People on Facebook who complain all of the time drive me crazy—so crazy, in fact, that I’ve taken to either A. blocking them or B. unfriending them altogether. There’s only so many times I can hear about you whining about being bored or not getting into some concert without wanting to take a blowtorch to my eyes, mmkay?

But lately, as I become friends with many more hippie unschooling moms—whom I love, by the way—I am bombarded with nothing but happy messages. And it would be okay if it didn’t sound so damn smug. “I made homemade salt and a dozen hand-sewn diapers today and I am so blessed and I wouldn’t have it any other way!” is lovely until you hear it every. Single. Day. I’m not even on Facebook as much as I used to be—which I like; I have a few moments of fun, check in, update my author’s status and check out—and I still see these shiny happy statuses everywhere I look.

The thing is, I believe them. I know they are true, because in the moments when life is not shiny and happy—the moment when your three-year-old defiantly crunches pretzels all over the carpet while you are in a conference call training interns and just looks at you like, “What!”—you aren’t going to be posting on Facebook for sure, so why would you report it to the world? You get on when you have a few moments to spare in sweet silence, probably unwinding with that cup of hot tea you promised yourself six hours ago.

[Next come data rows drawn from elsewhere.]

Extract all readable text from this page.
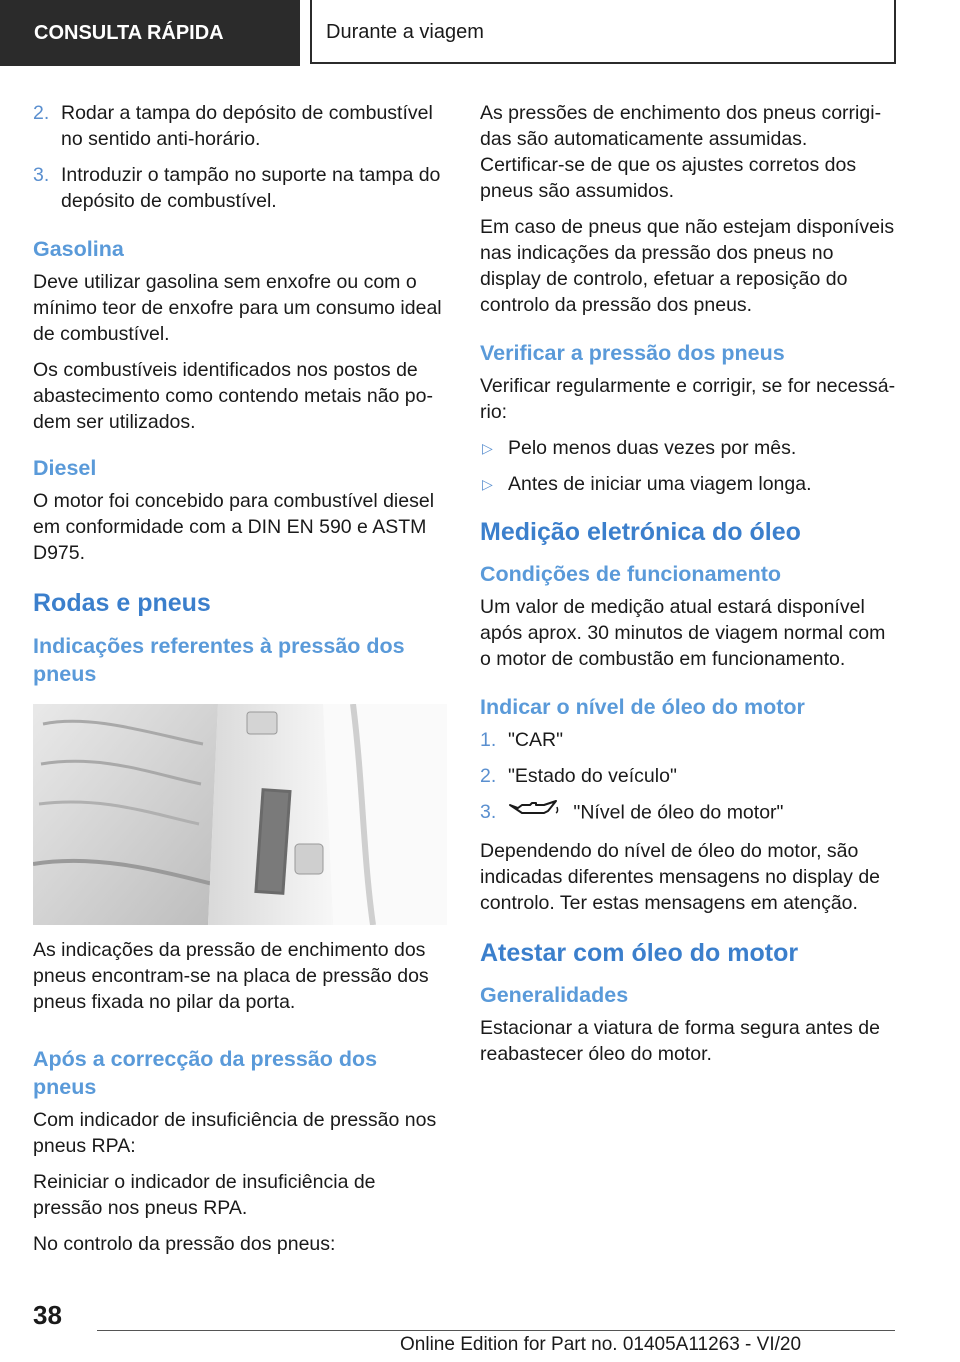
CONSULTA RÁPIDA	Durante a viagem
2. Rodar a tampa do depósito de combustível no sentido anti-horário.
3. Introduzir o tampão no suporte na tampa do depósito de combustível.
Gasolina

Deve utilizar gasolina sem enxofre ou com o mínimo teor de enxofre para um consumo ideal de combustível.

Os combustíveis identificados nos postos de abastecimento como contendo metais não podem ser utilizados.

Diesel

O motor foi concebido para combustível diesel em conformidade com a DIN EN 590 e ASTM D975.

Rodas e pneus
Indicações referentes à pressão dos pneus

As indicações da pressão de enchimento dos pneus encontram-se na placa de pressão dos pneus fixada no pilar da porta.

Após a correcção da pressão dos pneus

Com indicador de insuficiência de pressão nos pneus RPA:

Reiniciar o indicador de insuficiência de pressão nos pneus RPA.

No controlo da pressão dos pneus:

As pressões de enchimento dos pneus corrigidas são automaticamente assumidas. Certificar-se de que os ajustes corretos dos pneus são assumidos.

Em caso de pneus que não estejam disponíveis nas indicações da pressão dos pneus no display de controlo, efetuar a reposição do controlo da pressão dos pneus.

Verificar a pressão dos pneus

Verificar regularmente e corrigir, se for necessário:

▷ Pelo menos duas vezes por mês.
▷ Antes de iniciar uma viagem longa.
Medição eletrónica do óleo
Condições de funcionamento

Um valor de medição atual estará disponível após aprox. 30 minutos de viagem normal com o motor de combustão em funcionamento.

Indicar o nível de óleo do motor
1. "CAR"
2. "Estado do veículo"
3.	"Nível de óleo do motor"

Dependendo do nível de óleo do motor, são indicadas diferentes mensagens no display de controlo. Ter estas mensagens em atenção.

Atestar com óleo do motor
Generalidades

Estacionar a viatura de forma segura antes de reabastecer óleo do motor.

38
Online Edition for Part no. 01405A11263 - VI/20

And sharing it might be good for others. The more we share our joy, the more it magnifies—and I’m all about making a better world with positivity rather than negativity (ie, “Make Peace” slogans without the “Not War” part). That said, I think there are so many people just bumbling through life in sadness and despair, and when they see your happiness, they just sigh or cry or feel like even more of a “loser,” which, of course, they aren’t. I have a few friends like this, too, and anytime I post anything positive I can almost hear the sigh from across the country—or even the border.

So what do you do—share the joy, take care, or meet somewhere in the middle? I say do whatever makes you happy and if someone gives you trouble, kindly ask them to mind their own business. Their opinion of you is, after all, none of your business to begin with.